Why the Office for Budget Responsibility matters
It's democracy: but not as we know it. That's been many people's dazed response to the advent of coalition politics in the UK.
One minute British politics was a battle of competing tribes - the next we had two terribly nice chaps in the garden of No 10, united by their desire to "do the right thing".
For some it will feel like the heart has been sucked out of government. For those of a more technocratic bent, it will be about time. Finally, they will say, we can strip away the fancy ideology and get down to what actually works.
I suspect that many people will feel both: relieved if it means less yah-boo politics, but also disconcerted about where it will lead.
Funnily enough, for anyone wondering what to make of the new politics, the creation today of the Office for Budget Responsibility (OBR) could be an interesting test.
It's no accident that the creation of the OBR will be one of the first acts of this new administration - like Gordon Brown's (then) shocking decision to make the Bank of England independent in the early days of the new Labour government in May 1997.
As a voluntary surrender of executive power, the OBR does not (quite) rank alongside that transfer of power to the Bank. As Mr Osborne has himself said, the analogy is inexact because you can't give an unelected body "independent executive power over the levers of fiscal policy."
The OBR will not set tax rates like the Bank of England sets the bank rate on which every other interest rate in the economy is based.
But make no mistake: like an independent Bank of England, this new institution has the potential to become a hugely powerful force. It will not set the rate of VAT - or spending on the NHS.

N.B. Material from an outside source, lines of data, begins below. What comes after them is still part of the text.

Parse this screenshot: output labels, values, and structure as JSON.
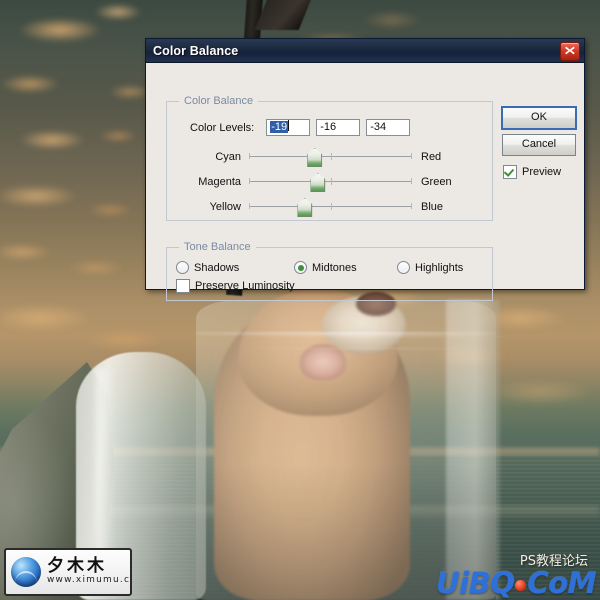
{
  "dialog": {
    "title": "Color Balance",
    "close_icon": "close-x-icon",
    "groups": {
      "color_balance": {
        "legend": "Color Balance",
        "levels_label": "Color Levels:",
        "levels": [
          {
            "value": "-19",
            "selected": true
          },
          {
            "value": "-16",
            "selected": false
          },
          {
            "value": "-34",
            "selected": false
          }
        ],
        "sliders": [
          {
            "left_label": "Cyan",
            "right_label": "Red",
            "position_pct": 40
          },
          {
            "left_label": "Magenta",
            "right_label": "Green",
            "position_pct": 42
          },
          {
            "left_label": "Yellow",
            "right_label": "Blue",
            "position_pct": 34
          }
        ]
      },
      "tone_balance": {
        "legend": "Tone Balance",
        "options": [
          {
            "label": "Shadows",
            "selected": false
          },
          {
            "label": "Midtones",
            "selected": true
          },
          {
            "label": "Highlights",
            "selected": false
          }
        ],
        "preserve_luminosity": {
          "label": "Preserve Luminosity",
          "checked": false
        }
      }
    },
    "buttons": {
      "ok": "OK",
      "cancel": "Cancel"
    },
    "preview": {
      "label": "Preview",
      "checked": true
    }
  },
  "watermarks": {
    "logo": {
      "name": "夕木木",
      "url": "www.ximumu.cn"
    },
    "forum": {
      "line1": "PS教程论坛",
      "brand_left": "UiBQ",
      "brand_right": "CoM"
    }
  },
  "colors": {
    "titlebar": "#1d2b42",
    "dialog_face": "#ece9e4",
    "legend_text": "#7b8aa2",
    "selection_blue": "#2f5fa8",
    "slider_green": "#4e9046",
    "close_red": "#cf3a26",
    "brand_blue": "#2f6fd8",
    "brand_red": "#e23b1c"
  }
}
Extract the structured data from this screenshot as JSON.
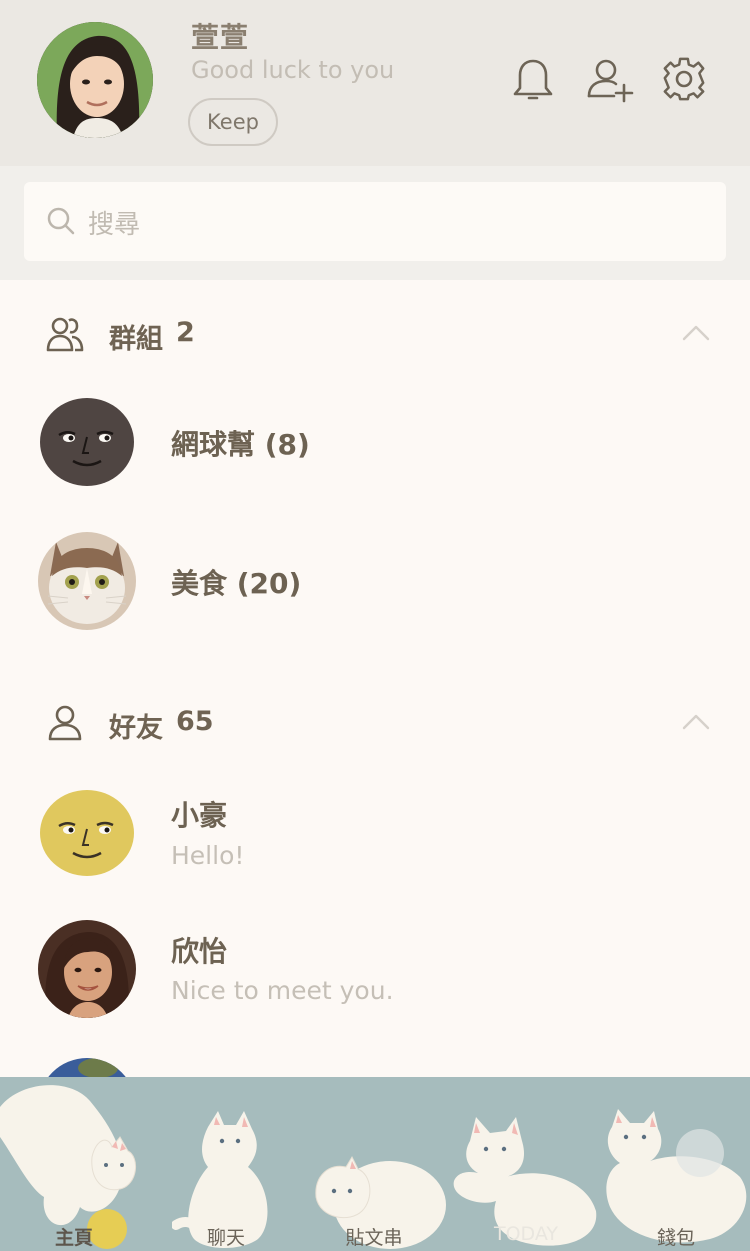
{
  "profile": {
    "name": "萱萱",
    "status": "Good luck to you",
    "keep_label": "Keep"
  },
  "header_icons": [
    "bell-icon",
    "add-friend-icon",
    "gear-icon"
  ],
  "search": {
    "placeholder": "搜尋"
  },
  "groups_section": {
    "label": "群組",
    "count": "2",
    "items": [
      {
        "name": "網球幫 (8)",
        "avatar": "moon-face-dark"
      },
      {
        "name": "美食 (20)",
        "avatar": "cat-photo"
      }
    ]
  },
  "friends_section": {
    "label": "好友",
    "count": "65",
    "items": [
      {
        "name": "小豪",
        "status": "Hello!",
        "avatar": "moon-face-yellow"
      },
      {
        "name": "欣怡",
        "status": "Nice to meet you.",
        "avatar": "woman-photo"
      }
    ]
  },
  "tabs": [
    {
      "label": "主頁",
      "active": true
    },
    {
      "label": "聊天"
    },
    {
      "label": "貼文串"
    },
    {
      "label": "TODAY"
    },
    {
      "label": "錢包"
    }
  ],
  "colors": {
    "header_bg": "#ebe8e3",
    "body_bg": "#fdf9f5",
    "tabbar_bg": "#a6bcbd",
    "text_primary": "#6d6252",
    "text_secondary": "#c5bfb6"
  }
}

But when it comes to budget policy, this government is going to be on a much shorter leash than the one that came before.

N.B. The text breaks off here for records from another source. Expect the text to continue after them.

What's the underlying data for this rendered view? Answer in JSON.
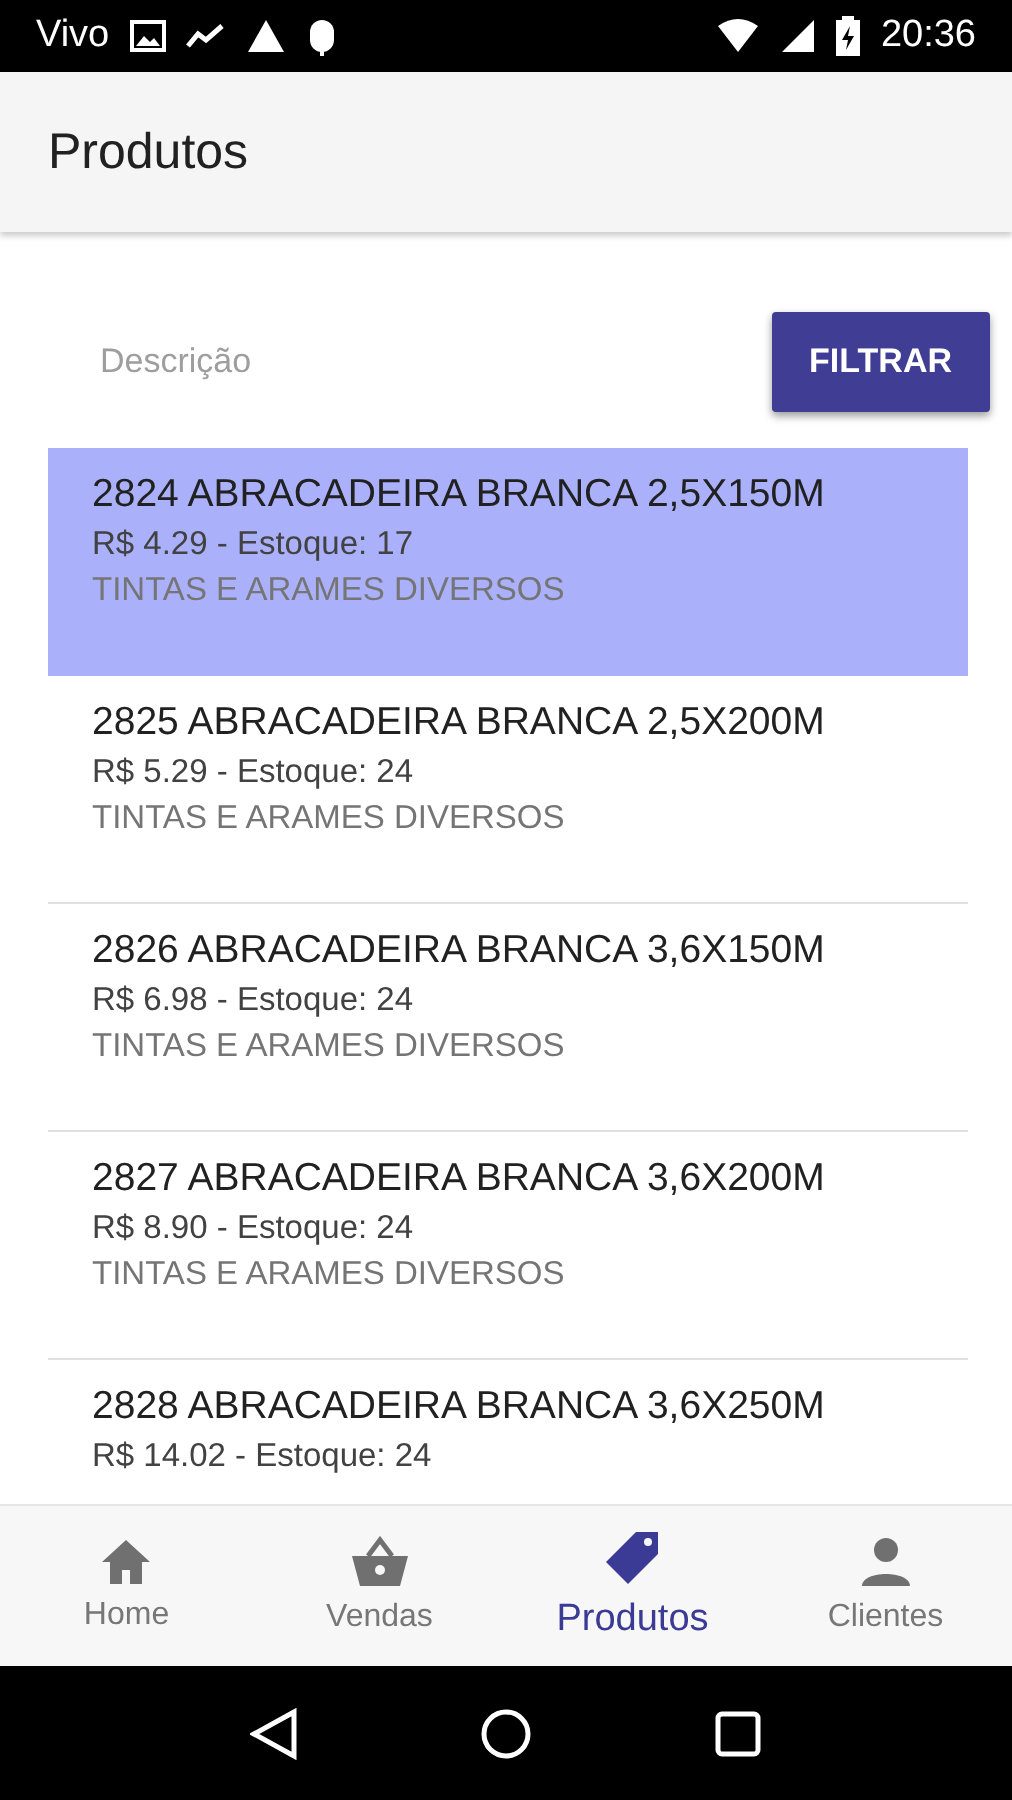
{
  "status_bar": {
    "carrier": "Vivo",
    "time": "20:36"
  },
  "app_bar": {
    "title": "Produtos"
  },
  "search": {
    "placeholder": "Descrição"
  },
  "filter_button": "FILTRAR",
  "products": [
    {
      "name": "2824 ABRACADEIRA BRANCA 2,5X150M",
      "price_stock": "R$ 4.29 - Estoque: 17",
      "category": "TINTAS E ARAMES DIVERSOS",
      "selected": true
    },
    {
      "name": "2825 ABRACADEIRA BRANCA 2,5X200M",
      "price_stock": "R$ 5.29 - Estoque: 24",
      "category": "TINTAS E ARAMES DIVERSOS",
      "selected": false
    },
    {
      "name": "2826 ABRACADEIRA BRANCA 3,6X150M",
      "price_stock": "R$ 6.98 - Estoque: 24",
      "category": "TINTAS E ARAMES DIVERSOS",
      "selected": false
    },
    {
      "name": "2827 ABRACADEIRA BRANCA 3,6X200M",
      "price_stock": "R$ 8.90 - Estoque: 24",
      "category": "TINTAS E ARAMES DIVERSOS",
      "selected": false
    },
    {
      "name": "2828 ABRACADEIRA BRANCA 3,6X250M",
      "price_stock": "R$ 14.02 - Estoque: 24",
      "selected": false
    }
  ],
  "bottom_nav": [
    {
      "kind": "home",
      "label": "Home",
      "selected": false
    },
    {
      "kind": "basket",
      "label": "Vendas",
      "selected": false
    },
    {
      "kind": "tag",
      "label": "Produtos",
      "selected": true
    },
    {
      "kind": "person",
      "label": "Clientes",
      "selected": false
    }
  ]
}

Last week we discovered that the new chancellor had, in effect, asked the governor of the Bank of England's permission to go ahead with his plans to cut public spending this year.
Mr Osborne has said all along that he would seek Mervyn King's advice in setting his policy. Once he had got the thumbs up, on Tuesday, the chancellor was keen that the governor should tell us what he thought in his Inflation Report press conference the following day.
As I reported on the day, this was something new. Was it welcome? Again, those of a technocratic bent would say yes. It's been a long time since monetary and fiscal policy were so mutually interdependent. Now more than ever, each lever of macroeconomic policy needs to know exactly what the other is doing.
Then again, no-one ever voted to put Mervyn King in his current post. If last week had not been so full of historic firsts, you might have heard more people questioning whether he should have played such a key role in making this hugely important political call.
We are told that this was a one-off. The governor does not plan to give a running commentary of British fiscal policy. But that is exactly what the new OBR will do.
At least twice a year, this unelected three person body, with its own staff, will publish independent fiscal forecasts around the time of the Budget and pre-Budget report.
Like the Bank, it will be given the government's medium -term target (in this case, for the budget deficit - or surplus rather than inflation). On the basis of its independent forecast, it will then recommend how much policy needs to be tightened or loosened to have a decent chance of meeting that goal.
Yes, the chancellor can ignore this advice. But the point of the exercise is that politically this will be very difficult to do.
Many in the Treasury are nervous of the new regime. Supporters of the OBR will say they have no-one to blame but themselves - or at least their old masters.
The macroeconomic forecasts under Labour were not as bad as they were cracked up to be (in fact they were often better than City predictions). But the revenue and borrowing forecasts in the latter years of the Labour government were objectively atrocious.
The likes of the National Institute of Economic and Social Research and the Institute for Fiscal Studies said they were optimistic at the time - but no-one knew quite how far off the mark they would turn out to be.
True, the financial crisis was exceptional - causing a collapse in revenues from the City that few could have predicted. But tax revenues were being consistently overestimated by Gordon Brown's Treasury, long before Northern Rock.
In the old days, politicians weren't very good at setting interest rates either. This didn't matter so much when inflation was not very high. But in the 1970s and 1980s, it became very important indeed.
Around the world, central banks started to get the power to run monetary policy for themselves. This was not just because they were outside politics, but because the belief they were outside politics actually made it easier for them to do their job: popular expectations of inflation were more likely to stay low.
That is and was a real and tangible benefit to Bank of England independence that Mervyn King is understandably keen to retain.
Now the deficit is public enemy number one, and once again, the argument is that things will be better for everyone - including the elected government - if its freedom of manoeuvre is more tightly constrained.
That is why independent experts like the IFS have cautiously welcomed the idea of an OBR, though they think the details will need to be carefully worked out. But even the greatest fans of this new institution may still stop to ponder what has been lost - and what has been gained.
As with monetary policy, it is possible that the mere fact of being independent will make the OBR's job easier than it was in the past. The long-term cost of servicing the public debt could now be lower, because investors know there is a highly visible independent body overseeing the books.
But the world has not had an enormous amount of experience of these bodies. It is less clear than in the case of monetary policy what the government is getting for its loss of control.
Yes, the OBR will not be politically motivated - or not in the same way as the Treasury might have been in the past. But - as any glance at the record of other forecasters will show - that is no guarantee that they will be right.